SynBio11: SynBio and XenoBiology (v1.0)
Xenobiology is a new subfield of synthetic biology that may make some people uncomfortable. I will briefly talk about it here. DNA is common to all life on earth. But Xenobiology is biology not based on DNA. It goes beyond the DNA-RNA-20 amino acids life forms. Xeno means alien or foreign.
Xenobiology has the potential to shed light on our basic understanding of life and why it works. The most fundamental question in biology is how did life really start? Why does life have only one language (DNA) we know of? If life could evolve so soon after the formation of the earth, and was so successful, why did it not emerge multiple times using multiple codes? Is our current code optimal? Could a parallel biology be possible? A biology that exists in parallel with but not compatible with existing creatures? Viruses that exist but do not infect our cells? A biology not even compatible with known lineages?
Let us take an XNA with an expanded set of letters. XNA is thought to be safer to manipulate because it is incompatible with life. Floyd Romesburg in 2012 expanded the genetic code by two additional letters to create a 6-letter code and defined new complementary base pairs. Romesburg created the first semi synthetic Xeno organism in 2014. In 2017, Romesburg announced that these cells were able to make proteins and therefore he got them to be functional. Are there commercial applications for this? In 2019, a group developed an 8-letter code called Hachimoji DNA (Hachimoji means 8 letters in Japanese). This offers a much larger potential combination of letters!!

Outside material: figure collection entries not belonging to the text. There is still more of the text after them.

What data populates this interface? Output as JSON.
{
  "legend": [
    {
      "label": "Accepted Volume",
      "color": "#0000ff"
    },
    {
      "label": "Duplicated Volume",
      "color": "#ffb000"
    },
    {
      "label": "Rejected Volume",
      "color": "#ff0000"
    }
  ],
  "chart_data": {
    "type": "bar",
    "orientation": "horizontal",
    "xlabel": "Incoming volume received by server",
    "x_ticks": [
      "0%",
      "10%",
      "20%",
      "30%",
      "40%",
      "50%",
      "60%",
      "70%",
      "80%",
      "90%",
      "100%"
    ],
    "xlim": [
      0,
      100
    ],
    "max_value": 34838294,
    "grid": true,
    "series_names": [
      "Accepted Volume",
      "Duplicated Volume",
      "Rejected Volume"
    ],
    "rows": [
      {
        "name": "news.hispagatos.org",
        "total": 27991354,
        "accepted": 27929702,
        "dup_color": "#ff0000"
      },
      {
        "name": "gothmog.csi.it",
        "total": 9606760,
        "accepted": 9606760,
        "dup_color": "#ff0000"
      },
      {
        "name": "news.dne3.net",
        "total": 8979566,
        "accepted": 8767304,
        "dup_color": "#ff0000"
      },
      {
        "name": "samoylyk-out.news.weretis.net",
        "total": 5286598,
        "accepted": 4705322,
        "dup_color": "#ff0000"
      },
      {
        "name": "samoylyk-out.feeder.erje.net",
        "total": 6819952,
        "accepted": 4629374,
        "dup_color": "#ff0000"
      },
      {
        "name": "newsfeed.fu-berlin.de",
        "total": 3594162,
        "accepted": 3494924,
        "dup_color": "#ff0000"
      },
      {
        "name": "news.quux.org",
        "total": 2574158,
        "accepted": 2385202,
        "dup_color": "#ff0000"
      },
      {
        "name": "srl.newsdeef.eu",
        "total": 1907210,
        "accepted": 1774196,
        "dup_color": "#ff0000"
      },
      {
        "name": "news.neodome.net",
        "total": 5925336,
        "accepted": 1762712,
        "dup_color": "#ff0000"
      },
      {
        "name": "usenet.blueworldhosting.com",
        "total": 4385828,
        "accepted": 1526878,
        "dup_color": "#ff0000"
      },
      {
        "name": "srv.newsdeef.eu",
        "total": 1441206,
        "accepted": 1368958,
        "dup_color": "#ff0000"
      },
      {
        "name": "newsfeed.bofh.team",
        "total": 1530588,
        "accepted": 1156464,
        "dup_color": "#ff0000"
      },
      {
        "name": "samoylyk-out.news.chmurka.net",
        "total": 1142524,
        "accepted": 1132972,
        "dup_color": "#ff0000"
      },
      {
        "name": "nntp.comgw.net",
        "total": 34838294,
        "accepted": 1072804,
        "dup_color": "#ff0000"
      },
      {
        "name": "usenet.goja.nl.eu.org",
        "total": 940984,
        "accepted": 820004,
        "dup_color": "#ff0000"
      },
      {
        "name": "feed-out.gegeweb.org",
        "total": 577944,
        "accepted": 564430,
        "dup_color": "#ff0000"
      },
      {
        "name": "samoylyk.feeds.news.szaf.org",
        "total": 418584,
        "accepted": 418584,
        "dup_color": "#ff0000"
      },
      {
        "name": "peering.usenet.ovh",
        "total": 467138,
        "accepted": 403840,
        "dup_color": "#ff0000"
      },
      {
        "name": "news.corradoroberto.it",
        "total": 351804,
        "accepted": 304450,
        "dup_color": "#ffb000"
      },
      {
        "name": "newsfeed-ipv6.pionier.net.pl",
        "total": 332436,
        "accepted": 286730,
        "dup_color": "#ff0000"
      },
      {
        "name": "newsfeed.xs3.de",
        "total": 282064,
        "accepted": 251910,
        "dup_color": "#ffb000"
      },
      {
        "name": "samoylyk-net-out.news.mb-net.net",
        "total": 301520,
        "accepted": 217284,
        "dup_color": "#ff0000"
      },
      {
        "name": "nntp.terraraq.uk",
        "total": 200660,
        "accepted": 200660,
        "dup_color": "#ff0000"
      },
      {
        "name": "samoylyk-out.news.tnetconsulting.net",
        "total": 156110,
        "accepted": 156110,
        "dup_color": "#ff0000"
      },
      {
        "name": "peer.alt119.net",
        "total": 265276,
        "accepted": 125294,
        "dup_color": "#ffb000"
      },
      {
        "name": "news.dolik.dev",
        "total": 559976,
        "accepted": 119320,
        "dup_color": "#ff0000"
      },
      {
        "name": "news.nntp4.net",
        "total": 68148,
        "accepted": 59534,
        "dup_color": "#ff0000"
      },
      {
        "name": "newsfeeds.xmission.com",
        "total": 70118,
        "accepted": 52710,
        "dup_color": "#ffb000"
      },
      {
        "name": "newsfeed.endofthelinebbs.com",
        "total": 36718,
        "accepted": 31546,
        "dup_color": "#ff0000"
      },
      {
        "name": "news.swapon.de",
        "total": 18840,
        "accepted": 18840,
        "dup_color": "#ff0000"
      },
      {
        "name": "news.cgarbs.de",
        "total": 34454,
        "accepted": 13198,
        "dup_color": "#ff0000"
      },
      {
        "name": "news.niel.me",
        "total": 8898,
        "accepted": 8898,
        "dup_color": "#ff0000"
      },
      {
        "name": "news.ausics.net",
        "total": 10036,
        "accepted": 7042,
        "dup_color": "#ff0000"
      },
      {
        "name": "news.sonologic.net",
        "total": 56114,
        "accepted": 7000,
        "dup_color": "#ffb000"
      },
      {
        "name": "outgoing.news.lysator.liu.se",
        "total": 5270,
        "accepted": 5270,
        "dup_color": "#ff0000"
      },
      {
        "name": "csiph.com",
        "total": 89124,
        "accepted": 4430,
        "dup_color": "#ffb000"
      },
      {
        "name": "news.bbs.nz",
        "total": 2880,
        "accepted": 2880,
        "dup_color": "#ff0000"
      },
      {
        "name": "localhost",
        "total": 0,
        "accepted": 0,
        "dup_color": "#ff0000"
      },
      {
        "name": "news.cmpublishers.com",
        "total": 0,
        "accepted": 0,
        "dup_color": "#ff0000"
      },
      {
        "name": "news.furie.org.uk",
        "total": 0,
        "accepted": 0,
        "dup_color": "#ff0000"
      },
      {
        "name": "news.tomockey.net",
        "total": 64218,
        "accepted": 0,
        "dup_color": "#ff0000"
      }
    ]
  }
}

But there is a catch. The more letters you introduce, the more novel machinery you must also build to process the novel codes. For example, new enzymes are need, new special growth media are needed, cannot use almost any other existing bio molecules so new ones would be needed. etc. This is not an easy task!! But these proofs of concepts are very intriguing!!
In addition to creating new base pairs, scientists also recoded - changing the number of codons actively coding for amino acids. Codons are three letter words coded to specific amino acids. Sequences of amino acids are the building blocks of proteins which has a huge role in life. Proteins are what gets expressed as a result of genes. Scientists reduced the number of codons and inserted it into an e-coli bacteria (with only 61 of the 64 codons in its protein-coding sequences). It worked. This shows that life's codon design isn't exclusive. This is another proof of concept that is intriguing.
These experiments and proof of concepts show new designs for life are potentially possible!! The research goes on. It is just at the beginning.